The appeals committee seems to favour the employment of setbacks to articulate the old from the new and eliminate “sheer surfaces”, though why these are undesirable is not explained. The means adopted by the architect are to articulate the junction by creating deep shadow at the point where old and new meet. The shadow serves to separate the warehouse from the proposed addition and causes it to virtually float above the historical building.

This in itself, though by no means revolutionary, is a brilliant tour de force, but added to this is the responsive way the addition is moved towards Waterkant Street, and by this device the view of the steeple is made as visible as possible without affecting the structures that exist between Bree Street and the Lutheran Church.

Another reason for refusing the appeal is that “the proposals will be detrimental to the maintenance of the architectural, aesthetic and historical significance of the area”.

Not only does the appeals committee imply that the proposal by acclaimed architect Gabriel “Gawie” Fagan does not pass muster, it thinks it is damaging to the environment. It is said a prophet is not without honour, save in his own country. Though not generally true in the case of Fagan, in respect of the development under consideration, it is.

Fagan is undoubtedly the greatest living architect in South Africa and for his architectural skills to be so dismissively and sanctimoniously treated discredits those who do so, more than him. The court of informed architectural opinion has, it seems, still not spoken. I hope it will now do so.
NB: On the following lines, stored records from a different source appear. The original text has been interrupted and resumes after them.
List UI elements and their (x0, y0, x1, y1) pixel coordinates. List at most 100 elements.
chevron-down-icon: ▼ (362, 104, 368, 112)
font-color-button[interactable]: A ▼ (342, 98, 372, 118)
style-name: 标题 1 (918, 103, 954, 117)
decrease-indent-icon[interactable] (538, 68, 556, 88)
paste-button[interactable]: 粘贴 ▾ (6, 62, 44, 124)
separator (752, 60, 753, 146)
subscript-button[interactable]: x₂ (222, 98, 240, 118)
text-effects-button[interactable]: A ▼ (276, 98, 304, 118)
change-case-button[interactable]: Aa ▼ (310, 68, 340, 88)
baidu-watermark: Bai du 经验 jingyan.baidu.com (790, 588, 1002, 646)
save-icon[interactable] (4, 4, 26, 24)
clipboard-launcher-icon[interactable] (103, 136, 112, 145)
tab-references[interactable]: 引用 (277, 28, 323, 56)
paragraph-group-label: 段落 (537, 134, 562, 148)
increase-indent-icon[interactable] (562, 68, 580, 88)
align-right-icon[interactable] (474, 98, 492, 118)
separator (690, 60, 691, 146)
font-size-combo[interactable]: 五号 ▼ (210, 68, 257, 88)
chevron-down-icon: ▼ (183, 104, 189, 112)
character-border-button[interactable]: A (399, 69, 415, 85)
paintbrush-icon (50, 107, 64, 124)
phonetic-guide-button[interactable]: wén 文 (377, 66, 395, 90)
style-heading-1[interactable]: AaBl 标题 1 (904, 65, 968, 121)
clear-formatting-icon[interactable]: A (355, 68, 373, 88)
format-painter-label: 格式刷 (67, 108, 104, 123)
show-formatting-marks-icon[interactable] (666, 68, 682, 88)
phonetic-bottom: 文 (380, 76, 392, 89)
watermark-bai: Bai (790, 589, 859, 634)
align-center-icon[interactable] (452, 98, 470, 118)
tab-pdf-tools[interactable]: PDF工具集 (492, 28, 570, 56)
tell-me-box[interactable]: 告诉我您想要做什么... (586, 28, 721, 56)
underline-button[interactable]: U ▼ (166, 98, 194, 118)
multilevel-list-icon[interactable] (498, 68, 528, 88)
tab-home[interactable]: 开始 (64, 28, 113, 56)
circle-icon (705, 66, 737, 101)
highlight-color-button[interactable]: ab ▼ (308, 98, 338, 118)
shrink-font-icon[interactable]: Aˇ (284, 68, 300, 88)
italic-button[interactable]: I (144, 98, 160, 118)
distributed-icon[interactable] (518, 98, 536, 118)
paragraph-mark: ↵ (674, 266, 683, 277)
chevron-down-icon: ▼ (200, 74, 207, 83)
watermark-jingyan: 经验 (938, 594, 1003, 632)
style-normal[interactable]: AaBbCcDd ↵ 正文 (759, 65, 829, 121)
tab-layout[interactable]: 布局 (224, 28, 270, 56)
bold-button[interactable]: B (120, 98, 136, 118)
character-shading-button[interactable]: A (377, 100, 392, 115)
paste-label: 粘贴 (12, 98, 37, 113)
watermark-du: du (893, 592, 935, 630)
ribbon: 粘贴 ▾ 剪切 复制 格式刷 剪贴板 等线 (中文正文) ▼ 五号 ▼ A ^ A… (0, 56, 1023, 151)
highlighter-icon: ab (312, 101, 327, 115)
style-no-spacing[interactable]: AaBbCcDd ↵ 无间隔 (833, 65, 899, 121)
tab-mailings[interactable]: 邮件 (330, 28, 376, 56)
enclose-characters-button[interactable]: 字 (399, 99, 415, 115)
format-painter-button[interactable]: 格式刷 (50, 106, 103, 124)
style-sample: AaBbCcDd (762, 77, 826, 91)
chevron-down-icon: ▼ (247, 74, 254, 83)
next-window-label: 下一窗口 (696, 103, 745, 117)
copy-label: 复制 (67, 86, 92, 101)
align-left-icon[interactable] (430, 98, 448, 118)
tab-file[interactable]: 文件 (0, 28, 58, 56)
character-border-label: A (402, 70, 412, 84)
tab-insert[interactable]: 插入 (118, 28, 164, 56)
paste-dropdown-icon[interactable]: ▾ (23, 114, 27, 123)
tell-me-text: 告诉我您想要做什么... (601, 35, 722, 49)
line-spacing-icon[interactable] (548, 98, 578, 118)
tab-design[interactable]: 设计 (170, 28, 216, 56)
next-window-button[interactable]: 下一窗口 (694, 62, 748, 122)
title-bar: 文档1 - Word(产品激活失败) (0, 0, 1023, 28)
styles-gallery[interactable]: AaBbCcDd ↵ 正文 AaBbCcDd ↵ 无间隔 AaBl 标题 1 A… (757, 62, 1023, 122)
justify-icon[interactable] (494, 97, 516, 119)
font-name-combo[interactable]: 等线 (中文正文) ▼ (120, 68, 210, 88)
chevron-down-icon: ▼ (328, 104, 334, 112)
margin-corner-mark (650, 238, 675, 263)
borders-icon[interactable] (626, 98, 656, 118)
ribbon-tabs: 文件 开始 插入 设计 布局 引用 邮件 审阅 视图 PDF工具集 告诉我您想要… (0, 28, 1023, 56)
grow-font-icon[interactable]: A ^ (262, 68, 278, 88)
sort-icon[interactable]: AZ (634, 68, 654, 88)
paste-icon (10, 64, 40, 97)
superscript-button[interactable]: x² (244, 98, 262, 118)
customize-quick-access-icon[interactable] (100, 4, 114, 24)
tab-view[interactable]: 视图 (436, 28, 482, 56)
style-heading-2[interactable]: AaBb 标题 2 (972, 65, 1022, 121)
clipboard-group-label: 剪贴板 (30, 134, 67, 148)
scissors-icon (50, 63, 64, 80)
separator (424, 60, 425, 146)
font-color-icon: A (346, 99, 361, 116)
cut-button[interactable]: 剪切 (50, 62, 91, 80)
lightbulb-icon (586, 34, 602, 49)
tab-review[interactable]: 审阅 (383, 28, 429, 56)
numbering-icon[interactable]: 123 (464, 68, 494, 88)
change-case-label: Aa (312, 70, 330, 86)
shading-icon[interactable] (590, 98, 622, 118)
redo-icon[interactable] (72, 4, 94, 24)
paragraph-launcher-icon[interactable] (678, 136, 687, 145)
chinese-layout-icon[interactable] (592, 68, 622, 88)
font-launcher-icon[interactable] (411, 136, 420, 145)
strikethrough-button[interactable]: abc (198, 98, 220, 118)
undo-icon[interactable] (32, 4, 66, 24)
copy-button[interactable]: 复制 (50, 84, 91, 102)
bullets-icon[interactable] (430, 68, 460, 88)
This should demonstrate to all that the appeals committee may have the power to relegate fine architectural concepts to a page of history, but doesn’t have the expertise to do so with humility in the face of great creative talent.

Herbert Prins, an architect and former academic in the Uni- versity of the Witwatersrand’s department of architecture, prac- tises as a heritage consultant. He holds a Gold Medal of Distinction awarded by the Institute of South African Architects, a Gold Medal of the Simon van der Stel Foundation and the GIFA Honorary Life Membership Award.